5. Installing solar panels

Adding solar panels may not be the easiest, or least expensive, sustainability upgrade for your home, but it will certainly have the greatest impact on both your energy bills and your environmental footprint. Installing solar panels can run about $15,000 – $20,000 upfront, though a number of government incentives are bringing these numbers down. Alternatively, panels can also be leased for a much lower initial investment.

Once operational, a solar system saves about $600 per year over the course of its 25 to 30-year lifespan, and this figure will grow as energy prices rise. Solar installations require little to no maintenance and increase the value of your home.

From an environmental standpoint, the average five-kilowatt residential system can reduce household CO2 emissions by 15,000 pounds every year. Using your solar system to power an electric vehicle is the ultimate sustainable solution serving to reduce total CO2 emissions by as much as 70%!
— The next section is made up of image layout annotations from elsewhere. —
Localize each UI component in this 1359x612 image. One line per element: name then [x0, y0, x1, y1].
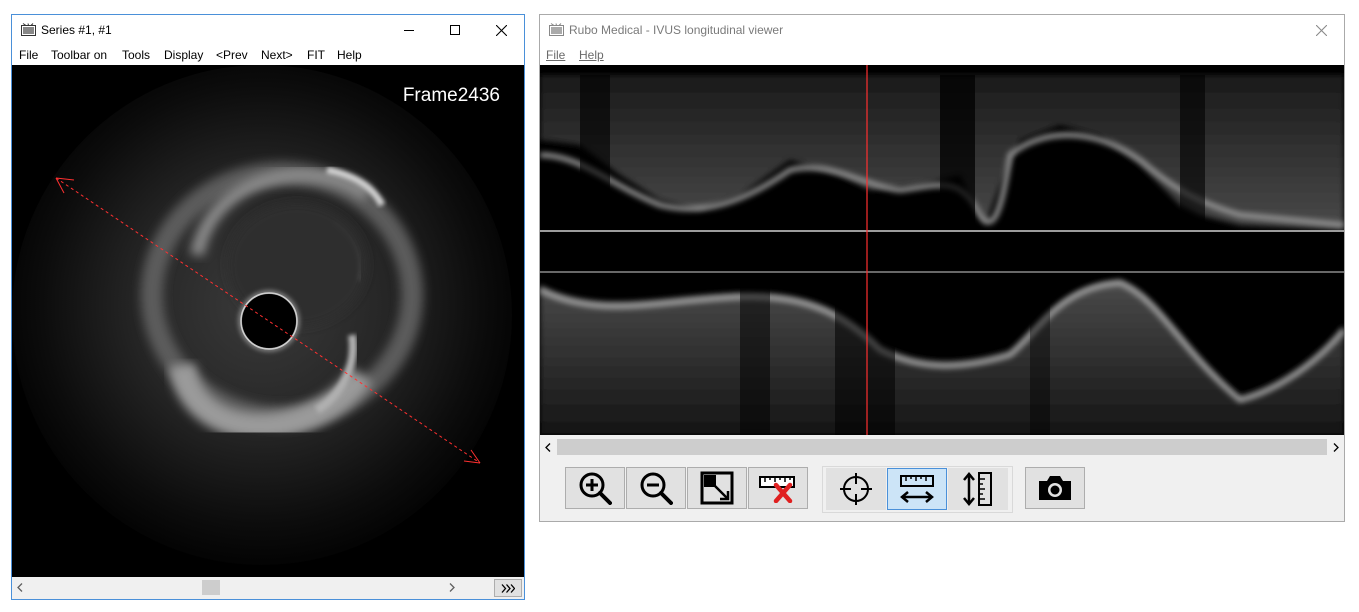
app-icon [21, 23, 36, 36]
scroll-right-button[interactable] [444, 579, 460, 596]
fast-forward-icon [501, 583, 515, 593]
series-window: Series #1, #1 File Toolbar on Tools Disp… [11, 14, 525, 600]
scroll-thumb[interactable] [557, 439, 1327, 455]
maximize-icon [450, 25, 460, 35]
scroll-thumb[interactable] [202, 580, 220, 595]
longitudinal-viewer-window: Rubo Medical - IVUS longitudinal viewer … [539, 14, 1345, 522]
zoom-in-button[interactable] [565, 467, 625, 509]
series-hscrollbar[interactable] [12, 579, 490, 596]
chevron-left-icon [17, 583, 23, 592]
close-button[interactable] [478, 15, 524, 45]
menu-next[interactable]: Next> [261, 48, 293, 62]
menu-display[interactable]: Display [164, 48, 203, 62]
menu-fit[interactable]: FIT [307, 48, 325, 62]
crosshair-icon [840, 473, 872, 505]
menu-file[interactable]: File [546, 48, 565, 62]
zoom-out-icon [640, 472, 673, 505]
series-menubar: File Toolbar on Tools Display <Prev Next… [12, 45, 524, 65]
crosshair-button[interactable] [826, 468, 886, 510]
scroll-left-button[interactable] [540, 437, 556, 457]
window-title: Series #1, #1 [41, 23, 112, 37]
toolbar-capture-group [1025, 466, 1087, 513]
maximize-button[interactable] [432, 15, 478, 45]
horizontal-measure-button[interactable] [887, 468, 947, 510]
viewer-titlebar[interactable]: Rubo Medical - IVUS longitudinal viewer [540, 15, 1344, 45]
delete-measure-button[interactable] [748, 467, 808, 509]
close-icon [495, 24, 507, 36]
ivus-image [12, 65, 512, 565]
menu-prev[interactable]: <Prev [216, 48, 248, 62]
menu-tools[interactable]: Tools [122, 48, 150, 62]
vertical-measure-button[interactable] [948, 468, 1008, 510]
window-title: Rubo Medical - IVUS longitudinal viewer [569, 23, 784, 37]
series-titlebar[interactable]: Series #1, #1 [12, 15, 524, 45]
close-icon [1315, 24, 1327, 36]
scroll-right-button[interactable] [1328, 437, 1344, 457]
vertical-measure-icon [963, 472, 992, 506]
chevron-left-icon [545, 442, 551, 452]
toolbar-view-group [565, 466, 811, 513]
fit-to-window-button[interactable] [687, 467, 747, 509]
zoom-out-button[interactable] [626, 467, 686, 509]
close-button[interactable] [1298, 15, 1344, 45]
minimize-icon [404, 30, 414, 31]
fit-to-window-icon [700, 471, 734, 505]
frame-label: Frame2436 [402, 85, 500, 106]
delete-measure-icon [759, 476, 795, 503]
menu-file[interactable]: File [19, 48, 38, 62]
menu-help[interactable]: Help [337, 48, 362, 62]
longitudinal-ivus-image [540, 65, 1344, 435]
viewer-hscrollbar[interactable] [540, 437, 1344, 457]
menu-help[interactable]: Help [579, 48, 604, 62]
toolbar-measure-group [822, 466, 1013, 513]
chevron-right-icon [1333, 442, 1339, 452]
fast-forward-button[interactable] [494, 579, 522, 597]
horizontal-measure-icon [900, 475, 934, 503]
chevron-right-icon [449, 583, 455, 592]
minimize-button[interactable] [386, 15, 432, 45]
longitudinal-image[interactable] [540, 65, 1344, 435]
zoom-in-icon [579, 472, 612, 505]
camera-icon [1039, 476, 1071, 500]
menu-toolbar-on[interactable]: Toolbar on [51, 48, 107, 62]
scroll-left-button[interactable] [12, 579, 28, 596]
ivus-cross-section-image[interactable]: Frame2436 [12, 65, 524, 577]
viewer-menubar: File Help [540, 45, 1344, 65]
app-icon [549, 23, 564, 36]
snapshot-button[interactable] [1025, 467, 1085, 509]
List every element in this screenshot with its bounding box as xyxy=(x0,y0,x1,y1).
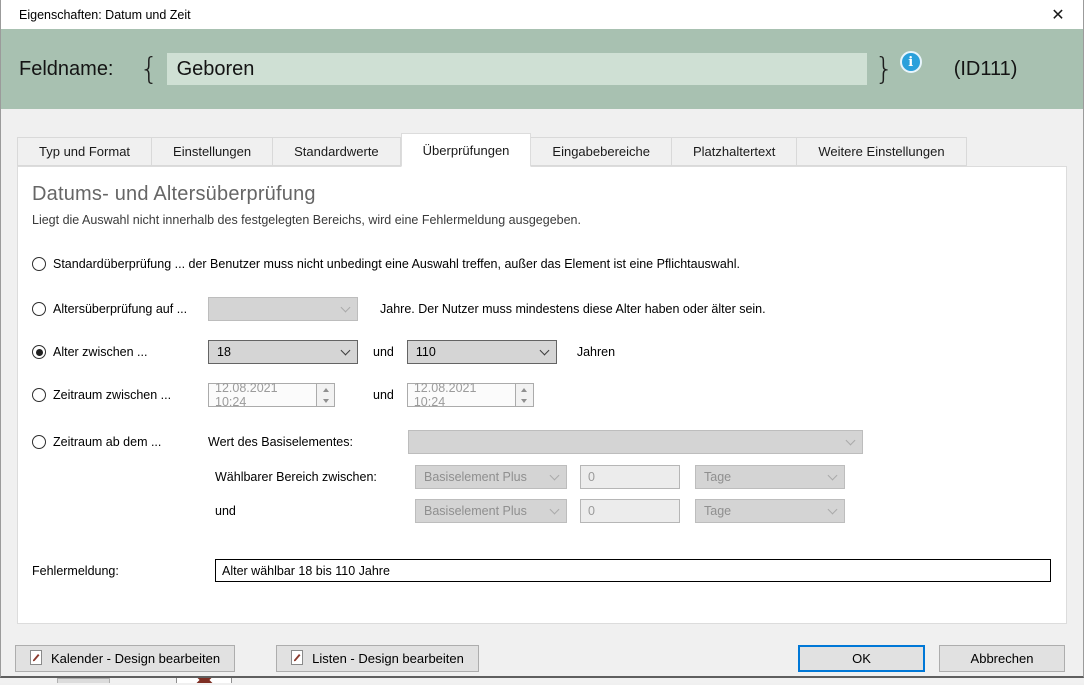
error-message-input[interactable] xyxy=(215,559,1051,582)
tab-einstellungen[interactable]: Einstellungen xyxy=(152,137,274,166)
chevron-down-icon xyxy=(549,504,560,514)
age-min-suffix: Jahre. Der Nutzer muss mindestens diese … xyxy=(380,302,766,316)
option-age-min-row: Altersüberprüfung auf ... Jahre. Der Nut… xyxy=(32,297,1066,321)
tab-eingabebereiche[interactable]: Eingabebereiche xyxy=(531,137,672,166)
base-element-dropdown xyxy=(408,430,863,454)
range-between-row: Wählbarer Bereich zwischen: Basiselement… xyxy=(215,465,1066,489)
red-x-icon xyxy=(185,678,223,683)
chevron-down-icon xyxy=(539,345,550,355)
age-to-dropdown[interactable]: 110 xyxy=(406,340,557,364)
field-header: Feldname: { } i (ID111) xyxy=(1,29,1083,109)
option-period-from-label[interactable]: Zeitraum ab dem ... xyxy=(53,435,161,449)
range-from-number-field: 0 xyxy=(580,465,680,489)
period-to-datetime: 12.08.2021 10:24 xyxy=(406,381,534,409)
age-from-value: 18 xyxy=(217,345,231,359)
spin-up-icon xyxy=(317,384,334,395)
open-brace: { xyxy=(139,51,159,87)
tab-standardwerte[interactable]: Standardwerte xyxy=(273,137,401,166)
range-und-label: und xyxy=(215,504,236,518)
fieldname-label: Feldname: xyxy=(19,57,114,80)
option-period-from-row: Zeitraum ab dem ... Wert des Basiselemen… xyxy=(32,430,1066,454)
option-age-between-label[interactable]: Alter zwischen ... xyxy=(53,345,147,359)
range-to-mode-value: Basiselement Plus xyxy=(424,504,527,518)
age-between-suffix: Jahren xyxy=(576,345,616,359)
range-from-mode-value: Basiselement Plus xyxy=(424,470,527,484)
tab-typ-und-format[interactable]: Typ und Format xyxy=(17,137,153,166)
close-icon[interactable]: ✕ xyxy=(1043,3,1073,27)
properties-dialog: Eigenschaften: Datum und Zeit ✕ Feldname… xyxy=(0,0,1084,678)
lists-design-button[interactable]: Listen - Design bearbeiten xyxy=(276,645,479,672)
chevron-down-icon xyxy=(827,504,838,514)
option-age-min-label[interactable]: Altersüberprüfung auf ... xyxy=(53,302,187,316)
background-element xyxy=(57,678,110,683)
option-standard-row: Standardüberprüfung ... der Benutzer mus… xyxy=(32,252,1066,276)
radio-period-between[interactable] xyxy=(32,388,46,402)
info-icon[interactable]: i xyxy=(899,51,922,73)
background-window-sliver xyxy=(0,678,1084,683)
edit-document-icon xyxy=(30,649,43,668)
option-period-between-label[interactable]: Zeitraum zwischen ... xyxy=(53,388,171,402)
age-between-und: und xyxy=(373,345,394,359)
radio-standard[interactable] xyxy=(32,257,46,271)
chevron-down-icon xyxy=(340,302,351,312)
range-from-unit-value: Tage xyxy=(704,470,732,484)
fieldname-input[interactable] xyxy=(166,53,867,85)
spinner-buttons xyxy=(316,384,334,406)
chevron-down-icon xyxy=(549,470,560,480)
validation-panel: Datums- und Altersüberprüfung Liegt die … xyxy=(17,166,1067,624)
range-to-number-field: 0 xyxy=(580,499,680,523)
panel-heading: Datums- und Altersüberprüfung xyxy=(32,183,316,205)
chevron-down-icon xyxy=(827,470,838,480)
lists-design-label: Listen - Design bearbeiten xyxy=(312,651,464,666)
age-from-dropdown[interactable]: 18 xyxy=(208,340,358,364)
age-min-dropdown xyxy=(208,297,358,321)
tab-bar: Typ und Format Einstellungen Standardwer… xyxy=(1,132,1083,167)
range-to-mode-dropdown: Basiselement Plus xyxy=(415,499,567,523)
title-bar: Eigenschaften: Datum und Zeit ✕ xyxy=(1,0,1083,29)
radio-age-between[interactable] xyxy=(32,345,46,359)
calendar-design-button[interactable]: Kalender - Design bearbeiten xyxy=(15,645,236,672)
chevron-down-icon xyxy=(845,435,856,445)
chevron-down-icon xyxy=(340,345,351,355)
range-und-row: und Basiselement Plus 0 Tage xyxy=(215,499,1066,523)
range-between-label: Wählbarer Bereich zwischen: xyxy=(215,470,377,484)
radio-age-min[interactable] xyxy=(32,302,46,316)
cancel-button[interactable]: Abbrechen xyxy=(939,645,1065,672)
period-from-value: 12.08.2021 10:24 xyxy=(215,381,278,409)
period-from-datetime: 12.08.2021 10:24 xyxy=(208,381,335,409)
ok-button[interactable]: OK xyxy=(798,645,925,672)
range-to-unit-value: Tage xyxy=(704,504,732,518)
footer-bar: Kalender - Design bearbeiten Listen - De… xyxy=(1,645,1083,672)
spinner-buttons xyxy=(514,384,533,406)
option-period-between-row: Zeitraum zwischen ... 12.08.2021 10:24 u… xyxy=(32,381,1066,409)
spin-down-icon xyxy=(317,395,334,406)
window-title: Eigenschaften: Datum und Zeit xyxy=(19,7,191,22)
option-age-between-row: Alter zwischen ... 18 und 110 Jahren xyxy=(32,340,1066,364)
option-standard-label[interactable]: Standardüberprüfung ... der Benutzer mus… xyxy=(53,257,740,271)
panel-description: Liegt die Auswahl nicht innerhalb des fe… xyxy=(32,213,581,227)
range-to-unit-dropdown: Tage xyxy=(695,499,845,523)
range-from-unit-dropdown: Tage xyxy=(695,465,845,489)
background-cell xyxy=(176,678,232,683)
tab-weitere-einstellungen[interactable]: Weitere Einstellungen xyxy=(797,137,967,166)
spin-down-icon xyxy=(516,395,533,406)
tab-ueberpruefungen[interactable]: Überprüfungen xyxy=(400,133,532,167)
range-from-mode-dropdown: Basiselement Plus xyxy=(415,465,567,489)
close-brace: } xyxy=(874,51,894,87)
tab-platzhaltertext[interactable]: Platzhaltertext xyxy=(671,137,798,166)
error-message-label: Fehlermeldung: xyxy=(32,563,119,578)
calendar-design-label: Kalender - Design bearbeiten xyxy=(51,651,221,666)
period-between-und: und xyxy=(373,388,394,402)
base-element-label: Wert des Basiselementes: xyxy=(208,435,353,449)
period-to-value: 12.08.2021 10:24 xyxy=(413,381,477,409)
error-message-row: Fehlermeldung: xyxy=(32,559,1066,582)
age-to-value: 110 xyxy=(415,345,436,359)
spin-up-icon xyxy=(516,384,533,395)
edit-document-icon xyxy=(291,649,304,668)
field-id: (ID111) xyxy=(953,57,1018,80)
radio-period-from[interactable] xyxy=(32,435,46,449)
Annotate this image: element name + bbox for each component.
These days, being environmentally responsible is the hallmark of a good global citizen and it need not require major sacrifices in regards to your lifestyle or your wallet. In fact, increasing your home’s sustainability is apt to make your residence more livable and save you money in the long run. The five projects listed here are just a few of the easy ways to reduce both your environmental footprint and your energy bills. So, give one or more of them a try; with a small budget and a little know-how, there is no reason you can’t start today.